京都学派
菅原潤著「京都学派」を読みました。著者は哲学研究者で、日本大学の教授でもあります。先月読んだ「京都学派と日本海軍」を深堀したくて手に取りました。
京都学派とは西田幾多郎と田邊元、そして彼らに支持した哲学者たちが形成した哲学の学派で、その中の西谷啓治、高坂正顕、高山岩男、鈴木成高の4人を京大四天王なんて呼ぶそうです。カッコいいですね。そうした哲学者の面々を紹介し、誰が誰からどのように影響を受けたのかなんて言うことを細かく解説してくれました。正直、よくわからないのですが、これだけしっかりと説明できるというのは、凄まじいです。そうした中で、私でも名前くらいは聞いたことがあるヘーゲルについて「ヘーゲルは一年そこらで理解できるものではない」、「ヘーゲルの論理学を研究したために一生を棒に振った」とありました。哲学がらみの本はなかなか理解が進みませんが、ハマると恐ろしいのでしょうね。ヘーゲル、ちょっとだけ齧ってみたいです。また、上山春平という方が気になりました。上山は兄弟の哲学科から海軍航空学校を経て、人間魚雷「回天」の搭乗員となり、訓練中に窒息死寸前で救出され、二度の出撃でも九死に一生を得る一方、同僚を亡くし、お骨を実家に届けるなんて言う経験をされている方です。そんな方が京大に招聘され、新京都学派の一員となっているそうですから、ちょっとこの方の本を読んでみたいと思います。

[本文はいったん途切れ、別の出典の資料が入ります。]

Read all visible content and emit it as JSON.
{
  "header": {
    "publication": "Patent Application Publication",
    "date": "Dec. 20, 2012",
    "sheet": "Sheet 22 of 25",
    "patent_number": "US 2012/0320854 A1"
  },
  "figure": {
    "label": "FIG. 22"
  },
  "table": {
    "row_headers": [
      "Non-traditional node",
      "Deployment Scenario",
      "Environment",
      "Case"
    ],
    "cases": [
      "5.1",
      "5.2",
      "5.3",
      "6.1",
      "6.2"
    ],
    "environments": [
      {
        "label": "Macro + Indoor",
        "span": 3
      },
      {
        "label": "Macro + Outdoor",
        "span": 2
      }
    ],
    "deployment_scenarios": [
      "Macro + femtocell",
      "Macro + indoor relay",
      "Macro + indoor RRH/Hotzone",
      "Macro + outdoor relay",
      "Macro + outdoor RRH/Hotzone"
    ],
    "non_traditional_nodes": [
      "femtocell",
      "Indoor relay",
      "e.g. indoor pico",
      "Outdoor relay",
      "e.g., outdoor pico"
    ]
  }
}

先述した京都学派四天王は、太平洋戦争直前に「世界史的立場と日本」と銘打った座談会を中央公論誌上で三回開催しており、そこでの発言が戦争を正当化するものとみなされたこと、また戦後には彼らのうち、西谷と鈴木が「近代の超克」という座談会に参加したことで、戦争協力と言われています。「世界史的立場と日本」は現在手に入らないそうですが、解説を読んでみてぼんやりと理解したところでは、「ヨーロッパは近代、アジアは近代ではなかったが、日本のみ近代をもった、日本は東亜に新しい世界を喚び起こす」なんて言う感じでした。この辺りは「京都学派と日本海軍」でも読み取れたところですが、戦争協力というにはちょっと薄いように思います。ただ、そうした戦争に協力したとされる集団はほかにも結構あるようなお話もありました。
京都学派四天王は戦後、GHQによって公職追放されています。これも「GHQによって」ですから、いわば東京裁判と同様の戦勝国による押しつけのようなものだと思えなくもありません。本書の結論とはちょっと違った方向の感想になりました。いや、しっかり理解ができておりませんので、またいろいろ読んだら結論が変わるかもしれません。